OAKLAND, CALIF. — This first-round series between the Golden State Warriors and Los Angeles Clippers has been some kind of endurance test. For fans at home, it’s meant late nights and next-morning yawns. For the national media, it’s been a crash course in stories that transcend sports and He Who Will Be Banned.
But for the players, the ones who truly count in this scenario, these six games have resembled one Tough Mudder course after another. Neither team has played particularly well for any extended stretch throughout. Oh, you made less than half your free throws and had more turnovers than assists? Didn’t really matter in the end, if you can beat the other person to the finish line.
So far, the series between the Clippers and Warriors has been an endurance test that will culminate Saturday night back in the Clippers’ self-proclaimed safe haven of Staples Center. But before that was certain, it was Mark Jackson’s Warriors who had to play just less bad enough than the Clippers to force such a deciding game.
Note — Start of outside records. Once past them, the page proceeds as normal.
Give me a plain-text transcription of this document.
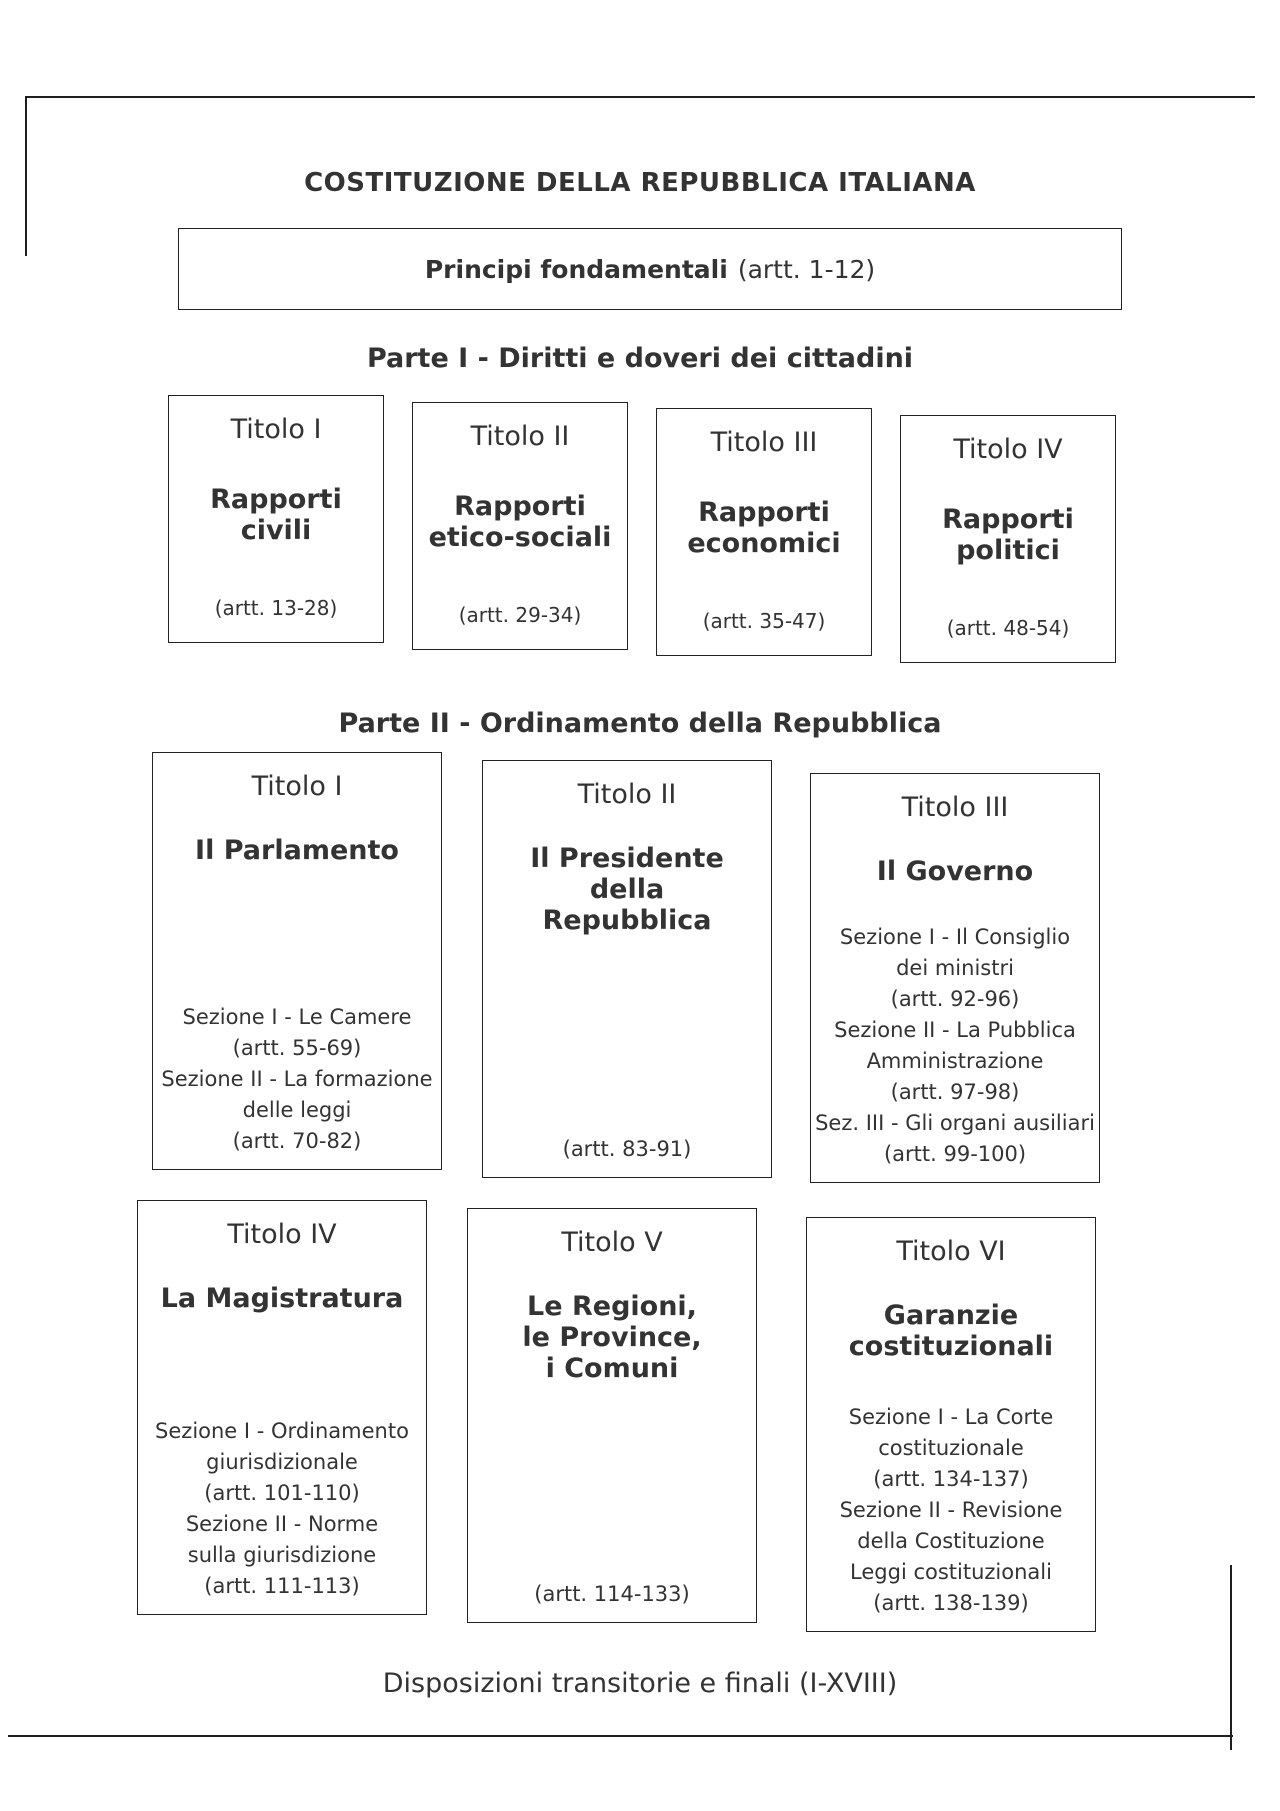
COSTITUZIONE DELLA REPUBBLICA ITALIANA
Principi fondamentali (artt. 1-12)
Parte I - Diritti e doveri dei cittadini
Titolo I
Rapporti
civili
(artt. 13-28)
Titolo II
Rapporti
etico-sociali
(artt. 29-34)
Titolo III
Rapporti
economici
(artt. 35-47)
Titolo IV
Rapporti
politici
(artt. 48-54)
Parte II - Ordinamento della Repubblica
Titolo I
Il Parlamento
Sezione I - Le Camere
(artt. 55-69)
Sezione II - La formazione
delle leggi
(artt. 70-82)
Titolo II
Il Presidente
della
Repubblica
(artt. 83-91)
Titolo III
Il Governo
Sezione I - Il Consiglio
dei ministri
(artt. 92-96)
Sezione II - La Pubblica
Amministrazione
(artt. 97-98)
Sez. III - Gli organi ausiliari
(artt. 99-100)
Titolo IV
La Magistratura
Sezione I - Ordinamento
giurisdizionale
(artt. 101-110)
Sezione II - Norme
sulla giurisdizione
(artt. 111-113)
Titolo V
Le Regioni,
le Province,
i Comuni
(artt. 114-133)
Titolo VI
Garanzie
costituzionali
Sezione I - La Corte
costituzionale
(artt. 134-137)
Sezione II - Revisione
della Costituzione
Leggi costituzionali
(artt. 138-139)
Disposizioni transitorie e finali (I-XVIII)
They really had no other choice. There’s been constant mumbling in recent weeks that Jackson is basically coaching for his job, which is to say his days are numbered save for some historic run deep into May (or, dare to truly dream, June). He emphasized to his players that, with the realities of annual NBA roster turnover, this particular group will never play together again if they lose. To Jackson, that was the reason they banded together and pulled out a skin-of-their-teeth 100-99 win in front of a sellout crowd at Oracle Arena.
"I’m proud of my guys. It’s been an incredible, incredible ride," said Jackson, who seemed to be speaking in past, present, and future tense at the same time. "And now, against a 3-seed with two of the top 10 players in the world, and a future Hall of Fame coach, we are going to Game 7, in spite of all the sideline music. And I like my chances because I’ve got a group of guys who’ll do whatever it takes to win. You look at Jermaine [O’Neal] go down. Mo Speights? Ready. Hilton Armstrong? Ready. Jordan Crawford? Ready. Draymond Green, a gamer. David [Lee] responded. I’m proud of these guys, and it wasn’t our best night. We miss 14 free throws, we shoot 38 percent from the field. Klay [Thompson] gets nine points, and we win a ballgame.
"I look forward to Game 7."
He didn’t actually drop his mic, but the point was made.
Oracle Arena was not only loud — as it had been for Games 3 and 4 — but temperature control was off-kilter all evening. A heat wave has been battering the Bay Area, with 90-degree temps in many areas for several days. The mercury outside was still at 86 just an hour or so before tipoff. The fans inside were banging thundersticks in unison and screaming their lungs through 3,000 mini-megaphones that were handed out before the game.
The second-half of the fourth quarter was a bizarre mishmash of alley-oops, desperation threes, and timeouts that went on for eons.
Steph Curry has likely never been cheered so much at home for missing a free throw, but his second-straight clank with 0.4 second to play sealed the Clippers’ fate.
"You have to come play," Clippers coach Doc Rivers said about what awaits his team in Game 7. "When you’re at home, you can’t rely on home. The fans will still give us great energy, but you have to perform, and that’s the bottom line."
So how do the Warriors come away with a win on the road, something they haven’t done since 1948?
Draymond Green starting and getting starter’s minutes (40:35 in Game 6) has made a noticeable difference in how the Clippers press their attack. They can’t stop going to Griffin, but Green is largely holding him in check, which is really always a relative thing when we talk about Blake Griffin doing things only he can do.
But Griffin fouled out in the fourth with 17 points and nine rebounds and was a non-factor for much of the contest. If Green can slow down Griffin just once more, force him to take and make that 19-footer all night, and make DeAndre Jordan work harder as the Clipsâ primary low-post offensive option (just nine points and two offensive rebounds in Game 6), that’s a winning formula for Mark Jackson.
On the other end, Curry needs to keep taking shots, even if his percentage is down this series. His sweet stroke is the Warriors’ best hope, but a better performance from Splash Bro Klay Thompson (nine points on 11 shots) would drastically increase Golden State’s win probability.
Doc Rivers doesn’t have NBA Superstar Chris Paul at his disposal. A litany of injuries and ailments (as well as the added distraction of being the president of the Players Association) has largely kept him from his usual efficiency and athleticism.
In Game 6, he finished with nine points on 10 shots, eight assists to four turnovers. Those are Cliff Paul numbers, even if his defense was still up to Rivers’ liking. And even then, Paul managed only one steal and was routinely beaten on screens in just under 34 minutes.
Also, Jamal Crawford (19 points points in Game 6) cannot be the Clippers’ leading scorer. If so, then congratulations to the Warriors on a monumental, franchise-changing road win.
At this point, these two teams know each other so well that everything is unexpected. Nothing is certain, except that the directions of these franchises will veer off in wildly different courses no matter the result.